Las últimas movilizaciones agresivas que se efectuaron el pasado martes por la falta de pago de los apoyos federales que se están distribuyendo en compensación a la veda de pesca originada por la protección a la especie de la vaquita marina en el Golfo de Santa Clara no son más que un reflejo de la desesperación y la crisis en la que se encuentran cientos de habitantes.

Bibiana García Garza

En-grave-peligro-de-desaparecer-la-vaquita-marinaEl pasado martes, algunos de los casi 300 pescadores que no han recibido todavía su pago, prometido desde hace casi tres meses tras la veda pesquera, se apostaron en la Comandancia de Policía para increpar a funcionarios de la Sedesol, Ariel Arias Toledo y Georgina Mena aunque de cualquier manera, del dinero todavía no han visto ni un peso.

Unos días antes, mientras tanto, activistas de Greenpeace, acompañados del vocalista de Café Tacuba, Rubén Albarrán, se paseaban por las costas de San Felipe promoviendo el cuidado a la vaquita marina y denunciando que de 97, ya solo quedan 57, a pesar de la veda, que se extiende hasta allá.

Ambas realidades se contrastan ante la necesidad de los pescadores, una situación apremiante que ha cambiado su realidad para proteger a una especie que, dicho sea de paso, apenas ha sido vista por uno que otro en lo que, se supone, es su santuario, el Alto Golfo de California.

Al respecto, el delegado del poblado costero, Celio César Angulo Vallejo comentó que desgraciadamente la situación de la vaquita, que responde a presiones internacionales, ha generado una lesión integral a la economía del Golfo, en donde en el 90 por ciento de la actividad era la pesca, y el otro diez por ciento era prácticamente también derivada de dicha actividad.

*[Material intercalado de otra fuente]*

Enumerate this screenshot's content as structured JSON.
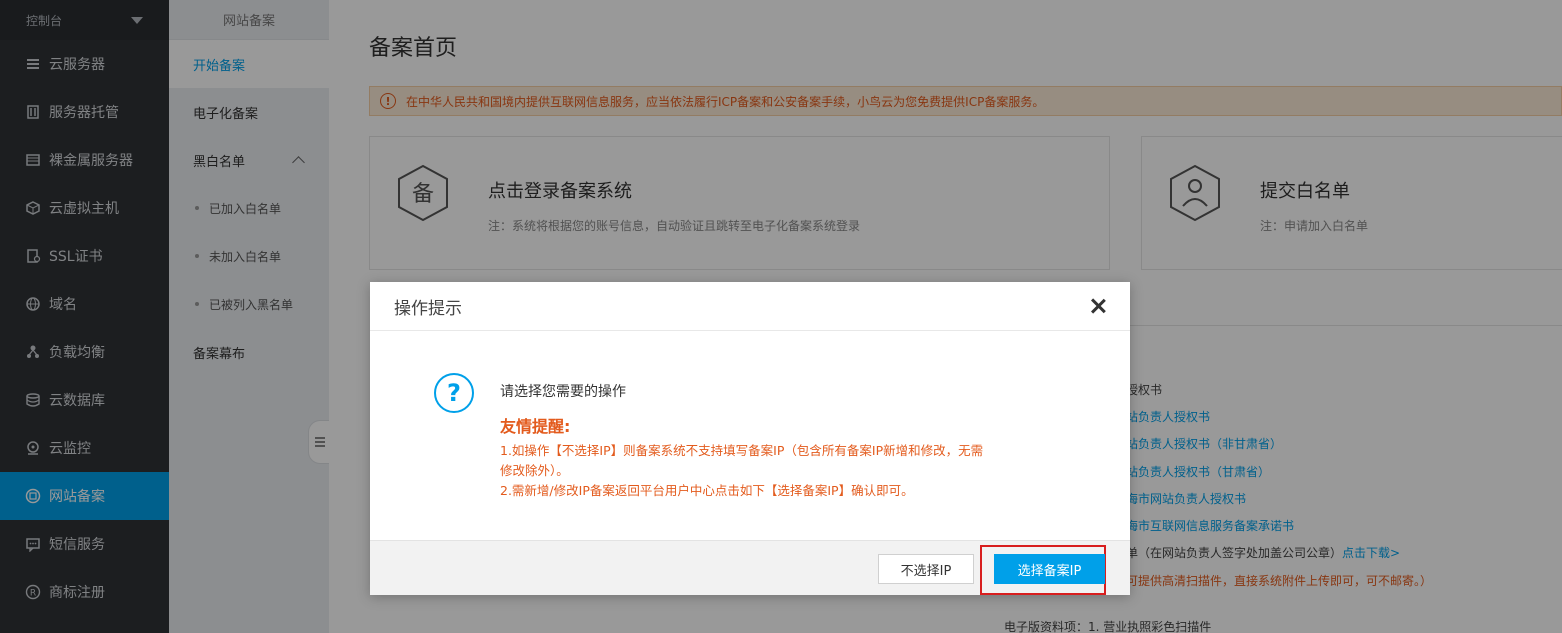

“Nada ha sido lo mismo después del cierre de la pesca, ni los eventos en donde había jolgorio y circulante porque la gente venía a comprar directamente productos frescos de la pesca, ahora ya no se puede ni ofrecer lo mismo porque no estás generando ese tipo de productos”, expresó.

Asimismo, lamentó que como ahora la captura es mínima se detuvo por completo un importante ciclo económico que afecta, sin temor a equivocarse, al cien por ciento de la población.

“Nadie puede decir que no le haya afectado la veda de la pesca, independientemente de que se esté tratando de compensar la economía con los programas federales”, apuntó.

Esto porque, confirmó, aunque se entreguen esos recursos, no es lo mismo el desarrollo económico porque la gente no hace circular ese dinero frecuentemente, como sucede cuando la población tiene que ir a trabajar y anda por la ciudad.

“Se detiene la economía, simplemente no es lo mismo recibir el dinero que generar movimiento para ganártelo, ese es el detalle que a lo mejor no fuimos capaces de prever en el Golfo, eso es lo que está causando que la economía se contrajera tanto”, externó.

Sin embargo, de cualquier manera tres meses sin recibir un recurso y sin trabajar es un golpe muy duro para los pobladores que se encuentran, reiteró, en una situación muy vulnerable.

Y es que, hasta la fecha solamente se han entregado alrededor de mil 200 tarjetas, pero faltan 300, aunque ya están autorizadas para hacer bajar los recursos antes del 12 de agosto, comentó.

Mientras tanto, solamente queda esperar y educarse en las nuevas artes de pesca respetando las nuevas restricciones y regulaciones aunque la economía, vaticinó, seguirá contraída a pesar de otros proyectos como el nuevo Malecón y la promoción del turismo cultural, que si bien serán algo muy positivo para los pobladores, no representan una solución inmediata o automática.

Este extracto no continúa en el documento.